Ce vignoble constitue un outil précieux pour l’enseignement, les travaux pratiques et la recherche. Le raisin est cultivé, des essais de lutte contre les maladies et les insectes, ainsi que d’entretien du sol sont pratiqués.

Le vignoble est planté en Chasselas (clone 800), Pinot noir (Clone 9-18), Dakapo, ainsi que trois cépages interspécifiques,  soit Johanniter, Solaris, Regent. Les quatre derniers sont utilisés pour les études phytosanitaires.

Une partie est travaillée selon les normes de la production intégrée, l’autre en viticulture biologique.

Depuis sa création, le vignoble des Rives a été utilisé pour les activités suivantes :

  • Travaux pratiques de taille, ébourgeonnage, effeuillage et régulation de la charge
  • Travaux pratiques et démonstration de machines pour l’entretien du sol
  • Travaux pratiques de réglage du pulvérisateur
  • Démonstration d’une machine à vendanger
  • Travaux pratiques de pédologie
  • Exercices de détermination des plantes adventices
  • Exercices de contrôles phytosanitaires et reconnaissance de symptômes
  • Exercices de mesures de l’expression végétative et de la vigueur
  • Surface d’expérimentation pour les travaux de diplôme HES (Maurice, 2006), (Utzinger, 2007), (Marseille, 2008).

La parcelle se situe sur un CALCOSOL rédoxique issu de moraines de fonds litées et compacte. Elle possède une texture moyenne à lourde (25 à 30% d’argile) et silteuse. Le sol et le sous-sol sont très calcaires avec un pH alcalin. Les porte-greffes utilisés sont le Fercal et le SO4.
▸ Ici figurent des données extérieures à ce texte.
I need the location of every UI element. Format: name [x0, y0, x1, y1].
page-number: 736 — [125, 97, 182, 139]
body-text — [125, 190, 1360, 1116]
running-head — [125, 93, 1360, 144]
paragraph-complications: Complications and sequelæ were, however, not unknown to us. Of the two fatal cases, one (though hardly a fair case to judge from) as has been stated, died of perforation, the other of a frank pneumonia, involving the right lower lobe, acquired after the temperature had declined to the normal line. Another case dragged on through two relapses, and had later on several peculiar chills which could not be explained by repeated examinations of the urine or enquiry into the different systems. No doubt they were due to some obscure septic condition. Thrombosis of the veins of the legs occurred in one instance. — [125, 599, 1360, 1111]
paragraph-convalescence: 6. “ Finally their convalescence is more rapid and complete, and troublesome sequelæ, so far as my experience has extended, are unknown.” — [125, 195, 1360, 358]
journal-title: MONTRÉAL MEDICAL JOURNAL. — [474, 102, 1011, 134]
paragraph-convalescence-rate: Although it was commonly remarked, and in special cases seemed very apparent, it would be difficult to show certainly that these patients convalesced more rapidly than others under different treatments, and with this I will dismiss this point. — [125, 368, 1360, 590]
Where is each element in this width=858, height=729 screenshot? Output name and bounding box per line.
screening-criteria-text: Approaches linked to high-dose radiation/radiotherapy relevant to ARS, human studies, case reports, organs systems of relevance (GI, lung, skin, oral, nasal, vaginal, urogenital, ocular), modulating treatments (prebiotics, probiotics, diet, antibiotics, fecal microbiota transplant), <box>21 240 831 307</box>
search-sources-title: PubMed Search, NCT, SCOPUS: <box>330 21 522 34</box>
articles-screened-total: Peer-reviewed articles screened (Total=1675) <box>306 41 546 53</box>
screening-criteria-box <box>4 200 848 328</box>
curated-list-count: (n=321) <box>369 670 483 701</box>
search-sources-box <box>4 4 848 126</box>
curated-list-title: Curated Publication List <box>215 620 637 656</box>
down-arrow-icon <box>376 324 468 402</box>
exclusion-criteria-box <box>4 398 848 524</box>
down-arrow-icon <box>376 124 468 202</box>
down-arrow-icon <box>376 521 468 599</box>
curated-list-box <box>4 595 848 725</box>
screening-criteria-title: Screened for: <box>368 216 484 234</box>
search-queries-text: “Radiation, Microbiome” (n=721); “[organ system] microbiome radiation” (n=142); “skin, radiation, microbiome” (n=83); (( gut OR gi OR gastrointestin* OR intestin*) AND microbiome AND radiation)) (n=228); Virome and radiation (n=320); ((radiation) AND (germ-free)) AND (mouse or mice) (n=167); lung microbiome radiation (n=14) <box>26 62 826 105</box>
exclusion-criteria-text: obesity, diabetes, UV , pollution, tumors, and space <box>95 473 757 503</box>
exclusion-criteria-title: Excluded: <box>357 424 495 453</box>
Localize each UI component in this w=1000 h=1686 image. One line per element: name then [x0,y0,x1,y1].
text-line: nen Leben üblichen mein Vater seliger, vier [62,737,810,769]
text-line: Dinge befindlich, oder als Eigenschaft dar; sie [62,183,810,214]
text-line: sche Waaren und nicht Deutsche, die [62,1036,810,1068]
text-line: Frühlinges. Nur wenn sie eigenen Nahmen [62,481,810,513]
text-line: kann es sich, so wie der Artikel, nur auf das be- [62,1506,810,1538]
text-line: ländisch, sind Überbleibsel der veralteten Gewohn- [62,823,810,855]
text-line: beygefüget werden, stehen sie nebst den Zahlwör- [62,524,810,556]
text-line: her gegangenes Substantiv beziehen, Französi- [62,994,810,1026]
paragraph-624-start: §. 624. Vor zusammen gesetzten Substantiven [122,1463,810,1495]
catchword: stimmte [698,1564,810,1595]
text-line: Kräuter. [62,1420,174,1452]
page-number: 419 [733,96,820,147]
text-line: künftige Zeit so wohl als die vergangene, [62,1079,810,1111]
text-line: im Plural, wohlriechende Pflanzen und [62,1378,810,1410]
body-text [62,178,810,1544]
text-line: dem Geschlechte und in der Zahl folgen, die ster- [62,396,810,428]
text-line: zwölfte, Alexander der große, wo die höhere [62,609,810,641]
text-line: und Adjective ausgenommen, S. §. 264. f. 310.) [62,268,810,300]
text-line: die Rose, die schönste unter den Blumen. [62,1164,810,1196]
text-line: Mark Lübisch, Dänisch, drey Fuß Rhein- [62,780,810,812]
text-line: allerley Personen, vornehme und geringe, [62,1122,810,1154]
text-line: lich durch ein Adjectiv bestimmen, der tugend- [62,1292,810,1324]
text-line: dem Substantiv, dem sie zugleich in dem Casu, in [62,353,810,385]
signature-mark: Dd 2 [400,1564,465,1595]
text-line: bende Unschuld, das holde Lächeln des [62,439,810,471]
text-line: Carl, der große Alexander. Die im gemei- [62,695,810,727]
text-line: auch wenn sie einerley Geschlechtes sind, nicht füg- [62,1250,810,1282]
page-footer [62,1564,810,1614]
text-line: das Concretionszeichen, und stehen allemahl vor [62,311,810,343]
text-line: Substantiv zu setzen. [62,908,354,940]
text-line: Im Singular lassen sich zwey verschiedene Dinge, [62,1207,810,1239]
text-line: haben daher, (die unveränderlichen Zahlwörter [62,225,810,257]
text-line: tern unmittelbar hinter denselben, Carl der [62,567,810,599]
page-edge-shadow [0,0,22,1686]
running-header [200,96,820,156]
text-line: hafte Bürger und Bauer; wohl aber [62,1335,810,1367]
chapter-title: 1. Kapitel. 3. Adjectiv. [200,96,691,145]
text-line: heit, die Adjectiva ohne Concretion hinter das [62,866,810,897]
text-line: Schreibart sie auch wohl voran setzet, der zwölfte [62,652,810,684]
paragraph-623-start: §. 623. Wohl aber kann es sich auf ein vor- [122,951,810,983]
L’interligne est composé de la flore naturelle de la parcelle. Il est fauché régulièrement, selon les besoins. L’entretien du cavaillon est conduit sans utilisation d’herbicides. Les outils et techniques utilisés par l’école sont un intercep à lame de type « Clemens », un intercep rotatif « Humus » et des brûleurs à gaz pour le désherbage thermique.

Pour trouver des alternatives au travail du sol, un essai d’entretien du sol a été mis en place dès l’automne 2006, avec les variantes suivantes : travail du sol, couverture avec des écorces ou des plaquettes de résineux, enherbement naturel fauché, plantation d’épervières piloselles (Hieracium pilosella), une plante aux vertus allélopathiques. Les premiers résultats de cette étude ont été présentés dans le cadre d’un travail de diplôme (Marseille, 2008).